Auto Classifier Node Model Options
The Model tab of the Auto Classifier node enables you to specify the number of models to be created, along with the criteria used to compare models.
Model name You can generate the model name automatically based on the target or ID field (or model type in cases where no such field is specified) or specify a custom name.
Use partitioned data. If a partition field is defined, this option ensures that data from only the training partition is used to build the model.
Create split models. Builds a separate model for each possible value of input fields that are specified as split fields. See the topic Building Split Models for more information.
Rank models by. Specifies the criteria used to compare and rank models. Options include overall accuracy, area under the ROC curve, profit, lift, and number of fields. Note that all of these measures will be available in the summary report regardless of which is selected here.
Note: For a nominal (set) target, ranking is restricted to either Overall Accuracy or Number of Fields.
When calculating profits, lift, and related statistics, the True value defined for the target field is assumed to represent a hit.
- Overall accuracy The percentage of records that is correctly predicted by the model relative to the total number of records.
- Area under the ROC curve The ROC curve provides an index for the performance of a model. The further the curve lies above the reference line, the more accurate the test.
- Profit (Cumulative) The sum of profits across cumulative percentiles (sorted in terms of confidence for the prediction), as computed based on the specified cost, revenue, and weight criteria. Typically, the profit starts near 0 for the top percentile, increases steadily, and then decreases. For a good model, profits will show a well-defined peak, which is reported along with the percentile where it occurs. For a model that provides no information, the profit curve will be relatively straight and may be increasing, decreasing, or level, depending on the cost/revenue structure that applies.
- Lift (Cumulative) The ratio of hits in cumulative quantiles relative to the overall sample (where quantiles are sorted in terms of confidence for the prediction). For example, a lift value of 3 for the top quantile indicates a hit rate three times as high as for the sample overall. For a good model, lift should start well above 1.0 for the top quantiles and then drop off sharply toward 1.0 for the lower quantiles. For a model that provides no information, the lift will hover around 1.0.
- Number of fields Ranks models based on the number of input fields used.
Rank models using. If a partition is in use, you can specify whether ranks are based on the training dataset or the testing set. With large datasets, use of a partition for preliminary screening of models may greatly improve performance.
Number of models to use. Specifies the maximum number of models to be listed in the model nugget produced by the node. The top-ranking models are listed according to the specified ranking criterion. Note that increasing this limit may slow performance. The maximum allowable value is 100.
Calculate predictor importance. For models that produce an appropriate measure of importance, you can display a chart that indicates the relative importance of each predictor in estimating the model. Typically you will want to focus your modeling efforts on the predictors that matter most, and consider dropping or ignoring those that matter least. Note that predictor importance may extend the time needed to calculate some models, and is not recommended if you simply want a broad comparison across many different models. It is more useful once you have narrowed your analysis to a handful of models that you want to explore in greater detail. See the topic Predictor Importance for more information.

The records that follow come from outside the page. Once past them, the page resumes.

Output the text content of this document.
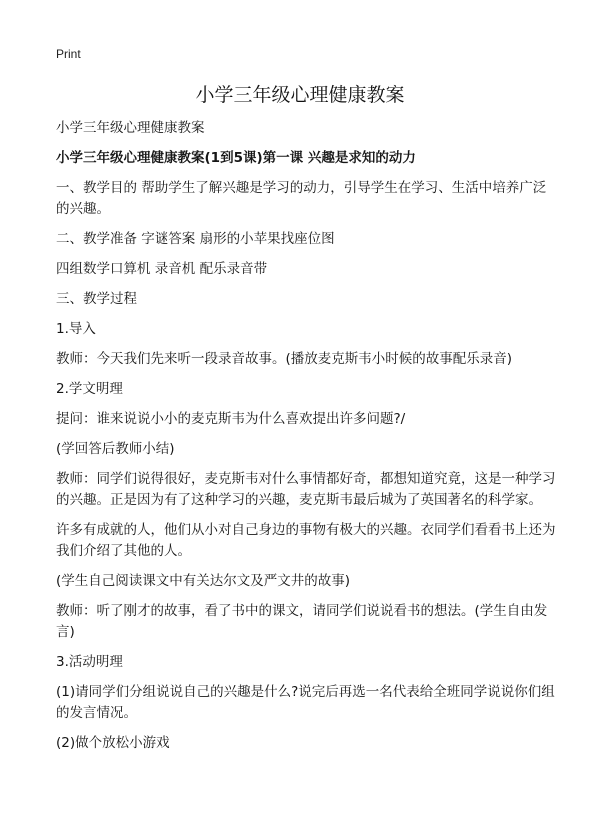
Print
小学三年级心理健康教案

小学三年级心理健康教案

小学三年级心理健康教案(1到5课)第一课 兴趣是求知的动力

一、教学目的 帮助学生了解兴趣是学习的动力，引导学生在学习、生活中培养广泛的兴趣。

二、教学准备 字谜答案 扇形的小苹果找座位图

四组数学口算机 录音机 配乐录音带

三、教学过程

1.导入

教师：今天我们先来听一段录音故事。(播放麦克斯韦小时候的故事配乐录音)

2.学文明理

提问：谁来说说小小的麦克斯韦为什么喜欢提出许多问题?/

(学回答后教师小结)

教师：同学们说得很好，麦克斯韦对什么事情都好奇，都想知道究竟，这是一种学习的兴趣。正是因为有了这种学习的兴趣，麦克斯韦最后城为了英国著名的科学家。

许多有成就的人，他们从小对自己身边的事物有极大的兴趣。衣同学们看看书上还为我们介绍了其他的人。

(学生自己阅读课文中有关达尔文及严文井的故事)

教师：听了刚才的故事，看了书中的课文，请同学们说说看书的想法。(学生自由发言)

3.活动明理

(1)请同学们分组说说自己的兴趣是什么?说完后再选一名代表给全班同学说说你们组的发言情况。

(2)做个放松小游戏
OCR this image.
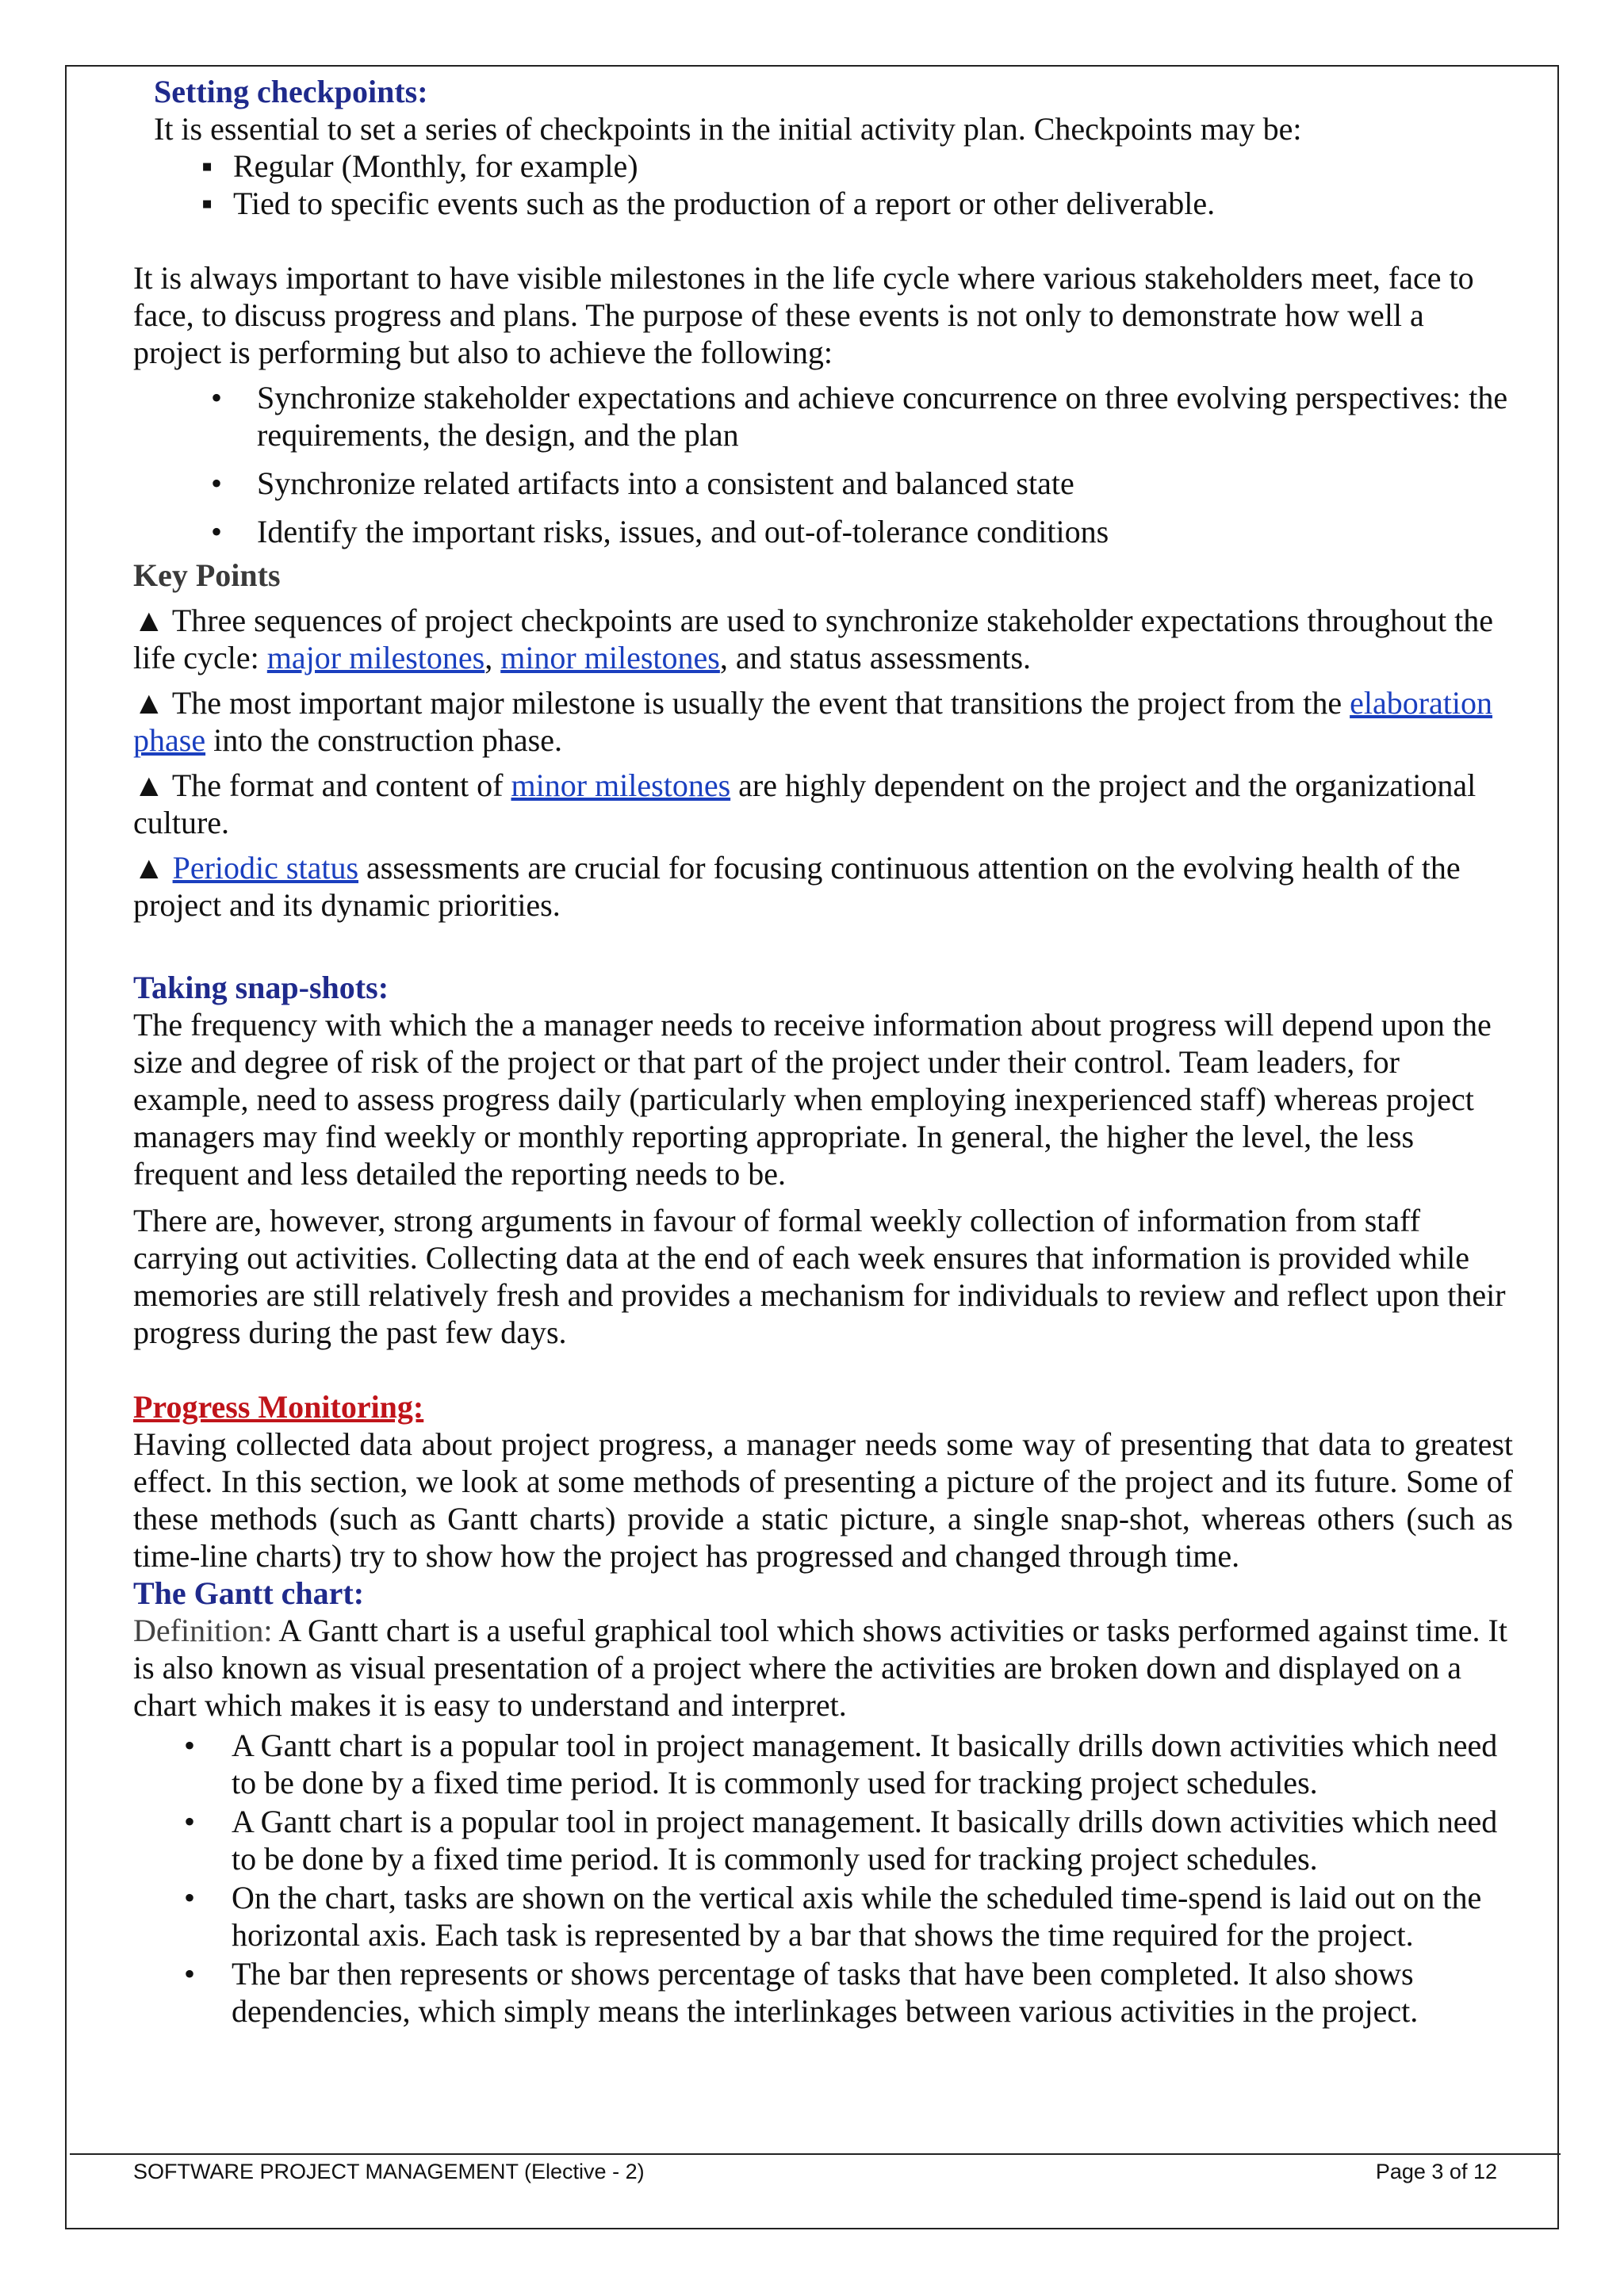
Setting checkpoints:

It is essential to set a series of checkpoints in the initial activity plan. Checkpoints may be:

▪ Regular (Monthly, for example)
▪ Tied to specific events such as the production of a report or other deliverable.

It is always important to have visible milestones in the life cycle where various stakeholders meet, face to face, to discuss progress and plans. The purpose of these events is not only to demonstrate how well a project is performing but also to achieve the following:

• Synchronize stakeholder expectations and achieve concurrence on three evolving perspectives: the requirements, the design, and the plan
• Synchronize related artifacts into a consistent and balanced state
• Identify the important risks, issues, and out-of-tolerance conditions

Key Points

▲ Three sequences of project checkpoints are used to synchronize stakeholder expectations throughout the life cycle: major milestones, minor milestones, and status assessments.

▲ The most important major milestone is usually the event that transitions the project from the elaboration phase into the construction phase.

▲ The format and content of minor milestones are highly dependent on the project and the organizational culture.

▲ Periodic status assessments are crucial for focusing continuous attention on the evolving health of the project and its dynamic priorities.

Taking snap-shots:

The frequency with which the a manager needs to receive information about progress will depend upon the size and degree of risk of the project or that part of the project under their control. Team leaders, for example, need to assess progress daily (particularly when employing inexperienced staff) whereas project managers may find weekly or monthly reporting appropriate. In general, the higher the level, the less frequent and less detailed the reporting needs to be.

There are, however, strong arguments in favour of formal weekly collection of information from staff carrying out activities. Collecting data at the end of each week ensures that information is provided while memories are still relatively fresh and provides a mechanism for individuals to review and reflect upon their progress during the past few days.

Progress Monitoring:

Having collected data about project progress, a manager needs some way of presenting that data to greatest effect. In this section, we look at some methods of presenting a picture of the project and its future. Some of these methods (such as Gantt charts) provide a static picture, a single snap-shot, whereas others (such as time-line charts) try to show how the project has progressed and changed through time.

The Gantt chart:

Definition: A Gantt chart is a useful graphical tool which shows activities or tasks performed against time. It is also known as visual presentation of a project where the activities are broken down and displayed on a chart which makes it is easy to understand and interpret.

• A Gantt chart is a popular tool in project management. It basically drills down activities which need to be done by a fixed time period. It is commonly used for tracking project schedules.
• A Gantt chart is a popular tool in project management. It basically drills down activities which need to be done by a fixed time period. It is commonly used for tracking project schedules.
• On the chart, tasks are shown on the vertical axis while the scheduled time-spend is laid out on the horizontal axis. Each task is represented by a bar that shows the time required for the project.
• The bar then represents or shows percentage of tasks that have been completed. It also shows dependencies, which simply means the interlinkages between various activities in the project.
SOFTWARE PROJECT MANAGEMENT (Elective - 2)	Page 3 of 12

Profit Criteria. Note. Only for flag targets. Profit equals the revenue for each record minus the cost for the record. Profits for a quantile are simply the sum of profits for all records in the quantile. Profits are assumed to apply only to hits, but costs apply to all records.

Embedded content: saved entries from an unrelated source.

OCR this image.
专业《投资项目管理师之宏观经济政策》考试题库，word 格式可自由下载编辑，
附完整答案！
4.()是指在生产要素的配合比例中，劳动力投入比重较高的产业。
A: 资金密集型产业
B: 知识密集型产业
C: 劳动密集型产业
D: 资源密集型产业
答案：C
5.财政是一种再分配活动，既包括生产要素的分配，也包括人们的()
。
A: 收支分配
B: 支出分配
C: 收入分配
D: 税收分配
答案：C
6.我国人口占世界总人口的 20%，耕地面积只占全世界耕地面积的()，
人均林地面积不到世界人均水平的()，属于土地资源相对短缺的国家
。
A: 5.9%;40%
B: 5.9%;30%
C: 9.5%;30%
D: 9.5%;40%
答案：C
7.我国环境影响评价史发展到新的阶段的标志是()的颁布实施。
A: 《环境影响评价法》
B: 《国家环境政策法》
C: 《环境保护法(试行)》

- Costs. Specify the cost associated with each record. You can select Fixed or Variable costs. For fixed costs, specify the cost value. For variable costs, click the Field Chooser button to select a field as the cost field. (Costs is not available for ROC charts.)
- Revenue. Specify the revenue associated with each record that represents a hit. You can select Fixed or Variable costs. For fixed revenue, specify the revenue value. For variable revenue, click the Field Chooser button to select a field as the revenue field. (Revenue is not available for ROC charts.)

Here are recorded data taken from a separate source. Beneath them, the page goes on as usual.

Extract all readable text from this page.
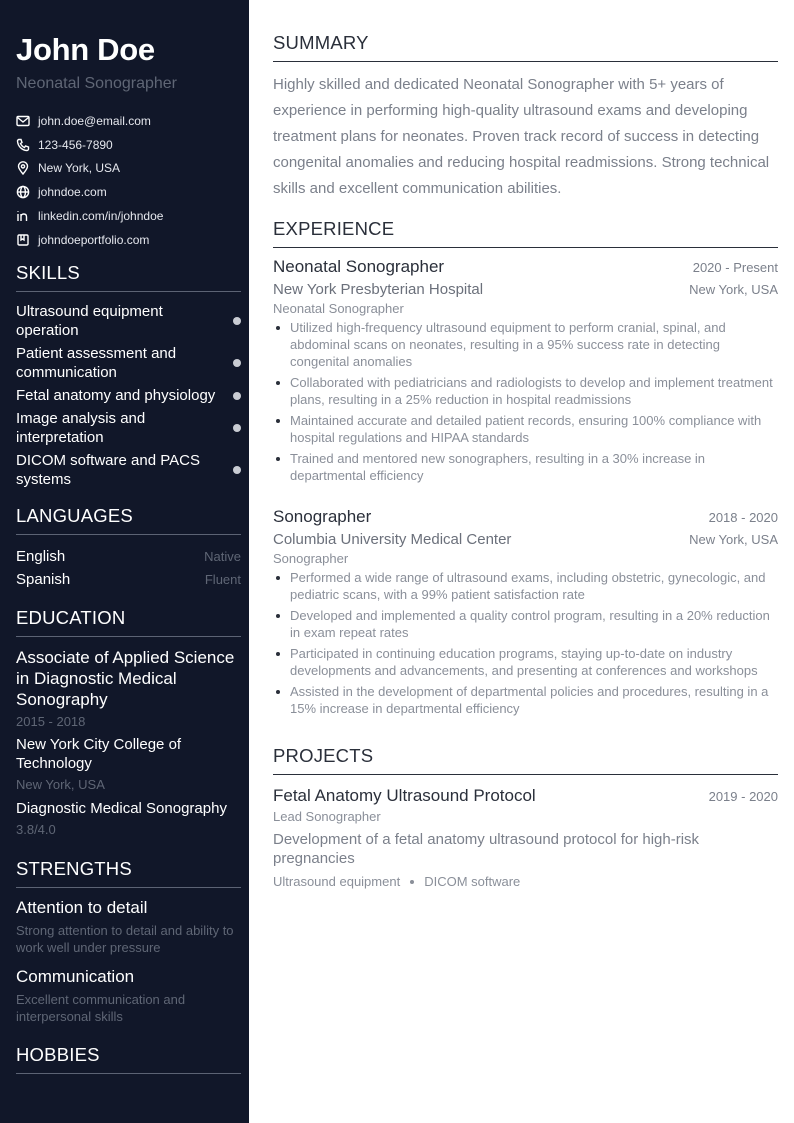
John Doe
Neonatal Sonographer
john.doe@email.com
123-456-7890
New York, USA
johndoe.com
linkedin.com/in/johndoe
johndoeportfolio.com
SKILLS
Ultrasound equipment operation
Patient assessment and communication
Fetal anatomy and physiology
Image analysis and interpretation
DICOM software and PACS systems
LANGUAGES
English	Native
Spanish	Fluent
EDUCATION
Associate of Applied Science in Diagnostic Medical Sonography
2015 - 2018
New York City College of Technology
New York, USA
Diagnostic Medical Sonography
3.8/4.0
STRENGTHS
Attention to detail
Strong attention to detail and ability to work well under pressure
Communication
Excellent communication and interpersonal skills
HOBBIES
SUMMARY
Highly skilled and dedicated Neonatal Sonographer with 5+ years of experience in performing high-quality ultrasound exams and developing treatment plans for neonates. Proven track record of success in detecting congenital anomalies and reducing hospital readmissions. Strong technical skills and excellent communication abilities.
EXPERIENCE
Neonatal Sonographer	2020 - Present
New York Presbyterian Hospital	New York, USA
Neonatal Sonographer
Utilized high-frequency ultrasound equipment to perform cranial, spinal, and abdominal scans on neonates, resulting in a 95% success rate in detecting congenital anomalies
Collaborated with pediatricians and radiologists to develop and implement treatment plans, resulting in a 25% reduction in hospital readmissions
Maintained accurate and detailed patient records, ensuring 100% compliance with hospital regulations and HIPAA standards
Trained and mentored new sonographers, resulting in a 30% increase in departmental efficiency
Sonographer	2018 - 2020
Columbia University Medical Center	New York, USA
Sonographer
Performed a wide range of ultrasound exams, including obstetric, gynecologic, and pediatric scans, with a 99% patient satisfaction rate
Developed and implemented a quality control program, resulting in a 20% reduction in exam repeat rates
Participated in continuing education programs, staying up-to-date on industry developments and advancements, and presenting at conferences and workshops
Assisted in the development of departmental policies and procedures, resulting in a 15% increase in departmental efficiency
PROJECTS
Fetal Anatomy Ultrasound Protocol	2019 - 2020
Lead Sonographer
Development of a fetal anatomy ultrasound protocol for high-risk pregnancies
Ultrasound equipment DICOM software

- Weight. If the records in your data represent more than one unit, you can use frequency weights to adjust the results. Specify the weight associated with each record, using Fixed or Variable weights. For fixed weights, specify the weight value (the number of units per record). For variable weights, click the Field Chooser button to select a field as the weight field. (Weight is not available for ROC charts.)
Lift Criteria. Note. Only for flag targets. Specifies the percentile to use for lift calculations. Note that you can also change this value when comparing the results. See the topic Automated Model Nuggets for more information.